Be clear about your purpose I try to do useful things. That’s a nice aspiration. And useful means it is of value to the rest of society. Are they useful things that work and make people’s lives better, make the future seem better, and actually are better, too? I think we should try to make the future better.

This is the ideology of Musk, and though basic, it’s actually very rare. Think of the other names we associate with entrepreneurship and innovation this century, they’re people who’ve built operating systems, devices, websites or social-media platforms. Amazing innovations yes, but not with the impact Musk seeks to achieve.

Falcon Heavy was an extraordinary technical achievement with flamboyance and a touch of playfulness that is typical of Musk, but it should not be mistaken for a lack of seriousness. Musk is not simply having fun building rockets and fast car, nor is he running businesses just to become wealthy or bear rivals. He wants to open up fundamental opportunities for humanity. Creating either of these companies would be a signal achievement, that the same person should have built and run them in parallel is remarkable.

But by no means should Musk count his high-torque photovoltaic astro-turbo chickens yet, like all entrepreneurial ventures there is room for failure. I suspect he needs what I call James Bond luck. He needs to dodge the avalanche, avoid the gunfire, ski off the cliff, pull the ripcord and glide to safety into deep, blue, warm water below, so that he can save the world.

But maybe he can.

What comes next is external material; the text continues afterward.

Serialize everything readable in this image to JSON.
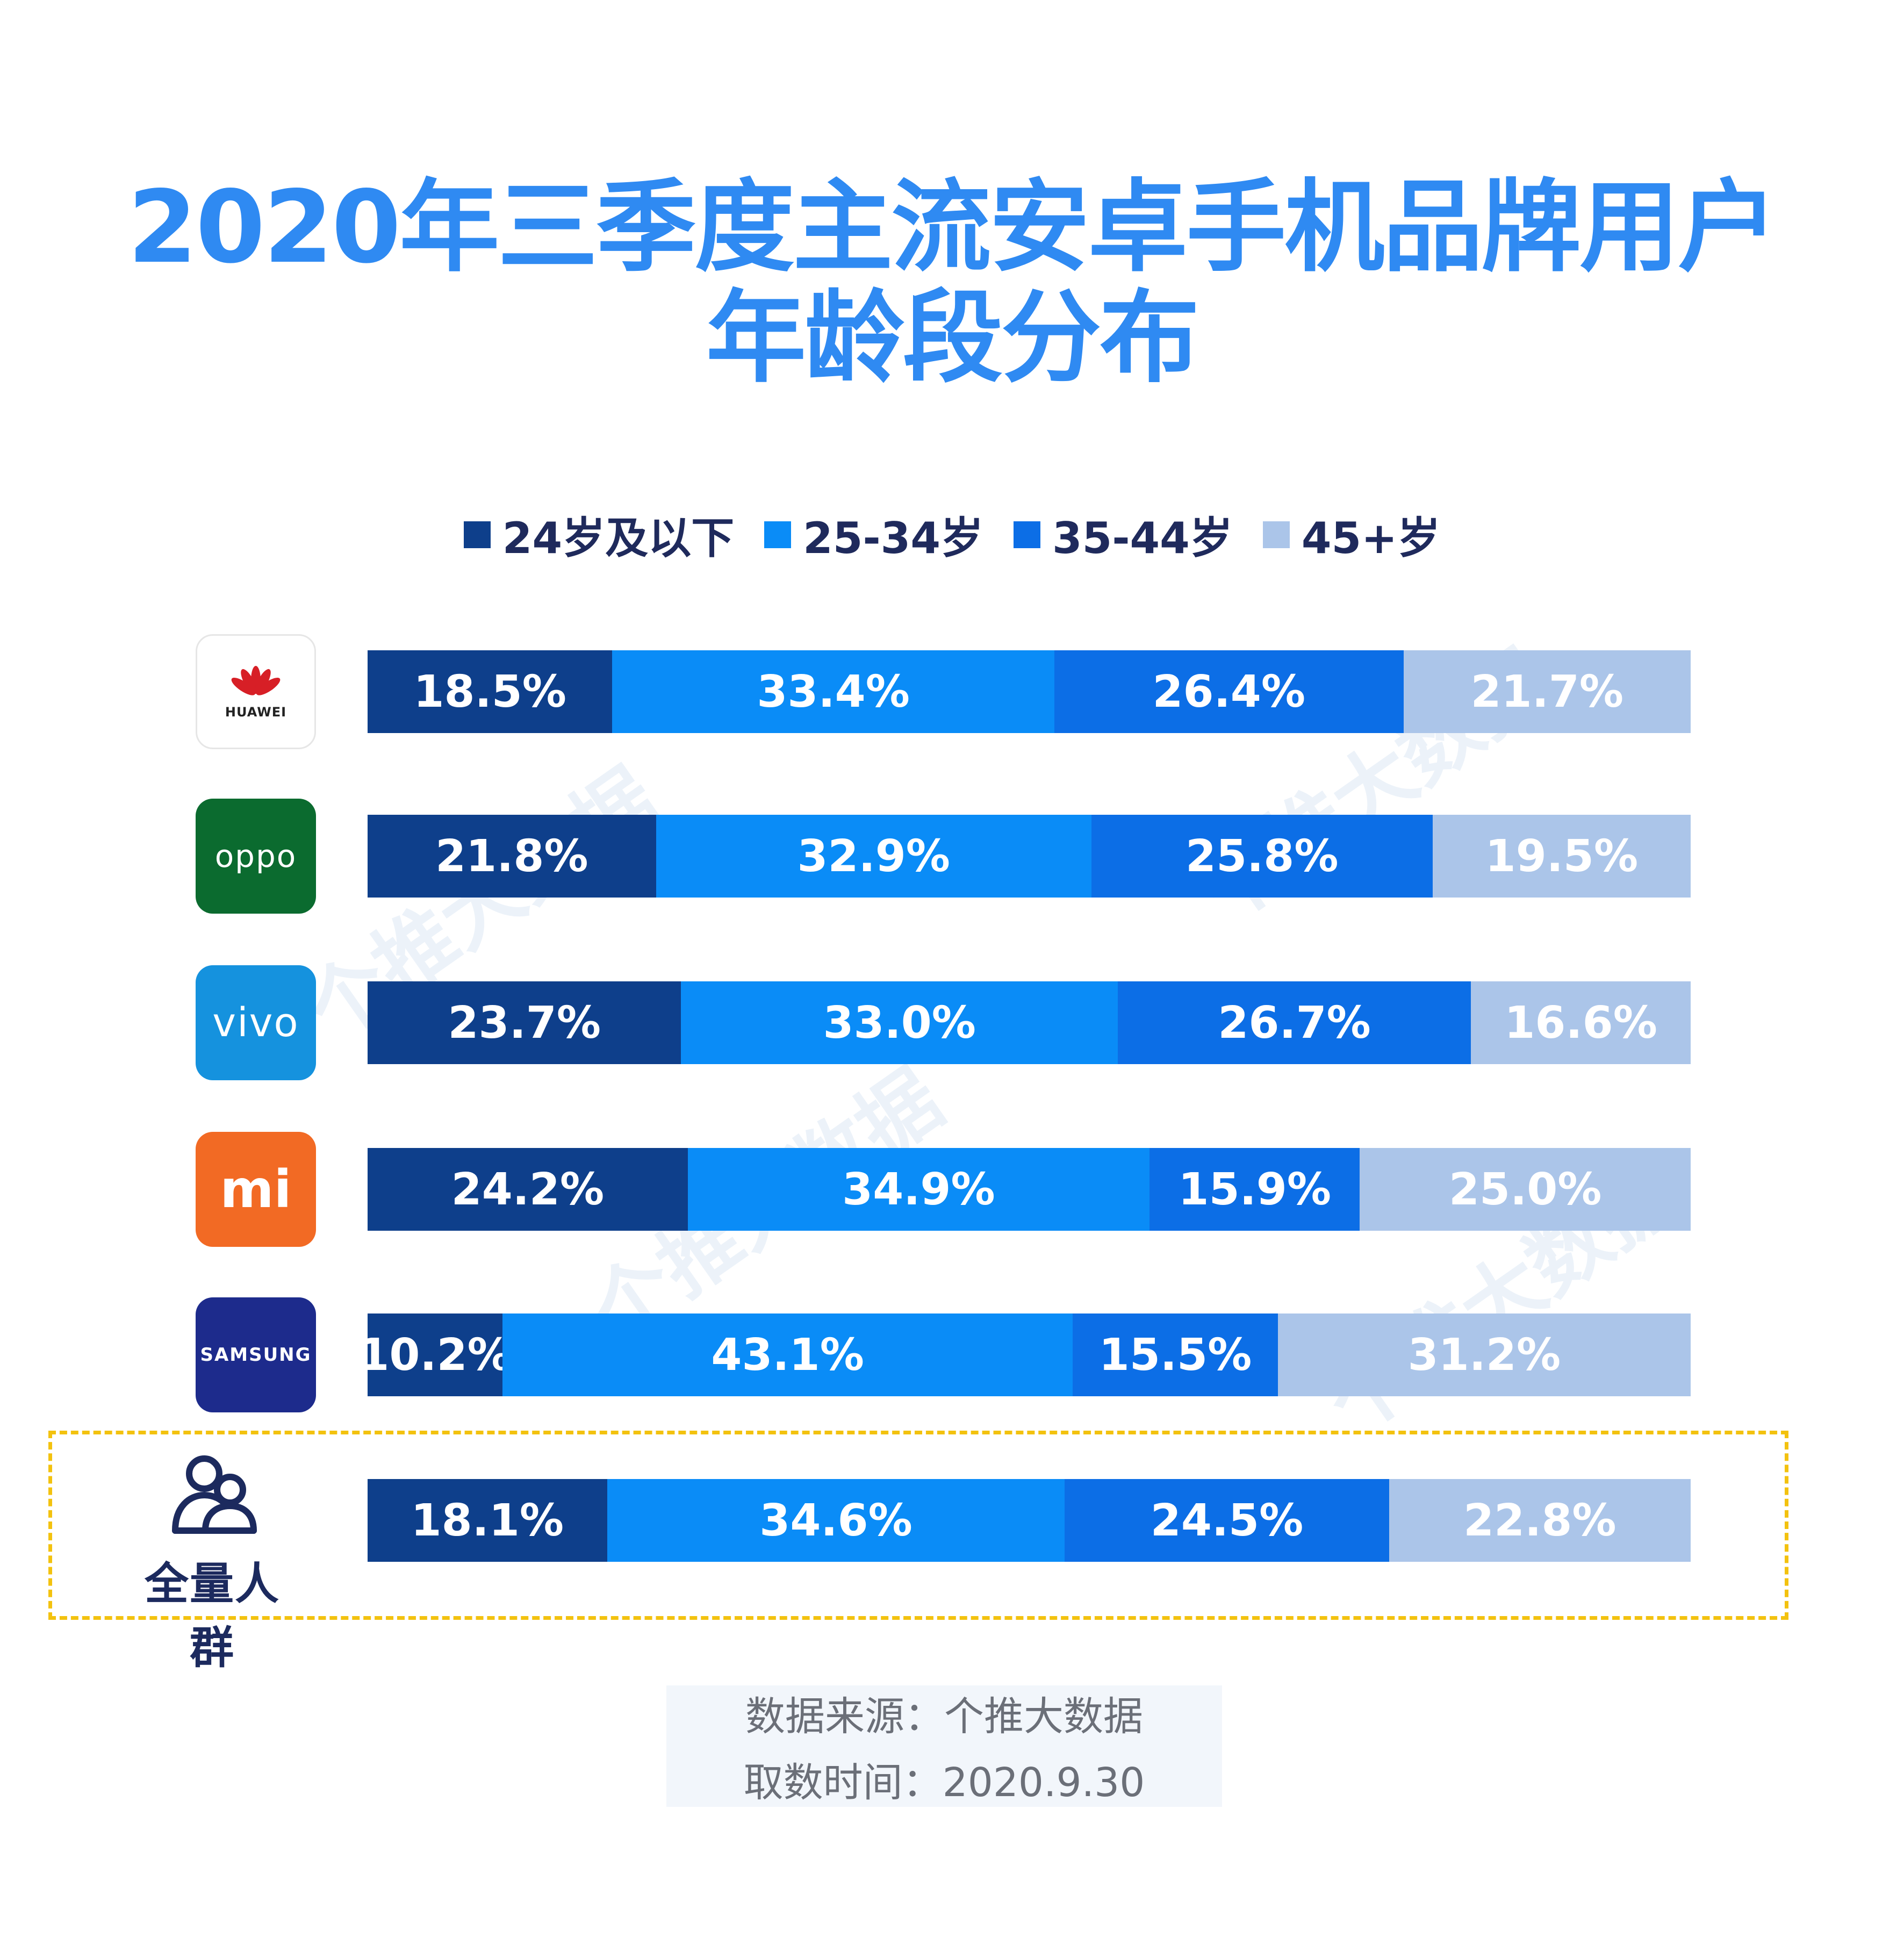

He has the entrepreneurial spark that emphasises experimentation, rapid learning and constant improvement. He’s more than just ideas and allure. Elon is a rare business leader who is interested in mankind as a whole and wants to explore how tech can change the world we live in.

Pacesetters guide the field. It may not matter in the end of you don’t win, but it brings people along. And if Musk personally doesn’t deal the death blow to the internal combustion engine, he will always have a lovely red car in space to console himself.